España y Marruecos han coincidido en señalar a las redes de tráfico de personas como uno de los principales factores detrás de la movilización.

Una crisis que ahora deja preguntas abiertas

Aunque Ceuta comienza a recuperar la normalidad, la crisis está lejos de quedar completamente cerrada.

La primera incógnita es qué ocurrirá con las personas que todavía permanecen en la ciudad y qué procedimiento se aplicará a quienes no hayan regresado voluntariamente a Marruecos.

También queda por determinar el impacto que tendrá la instalación de nuevas barreras marítimas y cómo se desarrollará a partir de ahora el control de una frontera que ha demostrado ser especialmente vulnerable ante una llegada coordinada y masiva.

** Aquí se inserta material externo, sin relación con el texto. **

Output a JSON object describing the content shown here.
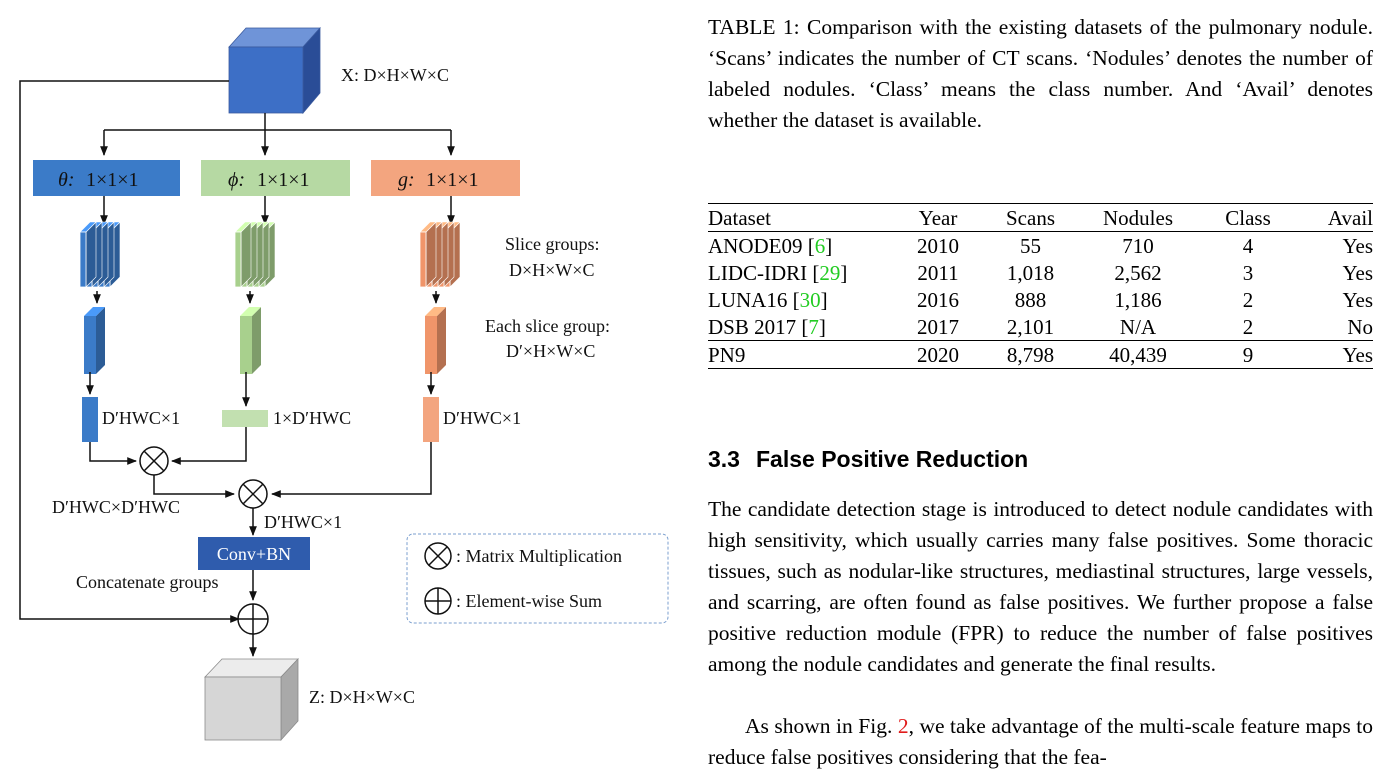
{
  "diagram": {
    "input_label": "X: D×H×W×C",
    "output_label": "Z: D×H×W×C",
    "theta_label": "1×1×1",
    "theta_symbol": "θ:",
    "phi_label": "1×1×1",
    "phi_symbol": "ϕ:",
    "g_label": "1×1×1",
    "g_symbol": "g:",
    "slice_groups_label_1": "Slice groups:",
    "slice_groups_label_2": "D×H×W×C",
    "each_slice_label_1": "Each slice group:",
    "each_slice_label_2": "D′×H×W×C",
    "theta_vec": "D′HWC×1",
    "phi_vec": "1×D′HWC",
    "g_vec": "D′HWC×1",
    "product_label": "D′HWC×D′HWC",
    "result_label": "D′HWC×1",
    "conv_label": "Conv+BN",
    "concat_label": "Concatenate groups",
    "legend_mul": ": Matrix Multiplication",
    "legend_sum": ": Element-wise Sum",
    "colors": {
      "blue": "#3b7bc8",
      "green": "#a8d08d",
      "orange": "#f0956a",
      "navy": "#2f5cad"
    }
  },
  "table": {
    "caption": "TABLE 1: Comparison with the existing datasets of the pulmonary nodule. ‘Scans’ indicates the number of CT scans. ‘Nodules’ denotes the number of labeled nodules. ‘Class’ means the class number. And ‘Avail’ denotes whether the dataset is available.",
    "headers": [
      "Dataset",
      "Year",
      "Scans",
      "Nodules",
      "Class",
      "Avail"
    ],
    "rows": [
      {
        "name": "ANODE09",
        "ref": "6",
        "year": "2010",
        "scans": "55",
        "nodules": "710",
        "class": "4",
        "avail": "Yes"
      },
      {
        "name": "LIDC-IDRI",
        "ref": "29",
        "year": "2011",
        "scans": "1,018",
        "nodules": "2,562",
        "class": "3",
        "avail": "Yes"
      },
      {
        "name": "LUNA16",
        "ref": "30",
        "year": "2016",
        "scans": "888",
        "nodules": "1,186",
        "class": "2",
        "avail": "Yes"
      },
      {
        "name": "DSB 2017",
        "ref": "7",
        "year": "2017",
        "scans": "2,101",
        "nodules": "N/A",
        "class": "2",
        "avail": "No"
      }
    ],
    "final_row": {
      "name": "PN9",
      "year": "2020",
      "scans": "8,798",
      "nodules": "40,439",
      "class": "9",
      "avail": "Yes"
    }
  },
  "section": {
    "number": "3.3",
    "title": "False Positive Reduction",
    "para1": "The candidate detection stage is introduced to detect nodule candidates with high sensitivity, which usually carries many false positives. Some thoracic tissues, such as nodular-like structures, mediastinal structures, large vessels, and scarring, are often found as false positives. We further propose a false positive reduction module (FPR) to reduce the number of false positives among the nodule candidates and generate the final results.",
    "para2_before": "As shown in Fig.",
    "para2_ref": "2",
    "para2_after": ", we take advantage of the multi-scale feature maps to reduce false positives considering that the fea-"
  }
}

El episodio también ha abierto un nuevo debate político sobre la política migratoria española, la cooperación con Marruecos y la gestión de las fronteras exteriores de la Unión Europea.

Mientras tanto, Ceuta afronta este sábado el día después de una crisis que alteró por completo la vida de la ciudad en apenas unas horas. Miles de personas ya han regresado al otro lado de la frontera, pero el dispositivo de seguridad permanece activo y las autoridades trabajan para impedir que una situación similar vuelva a repetirse.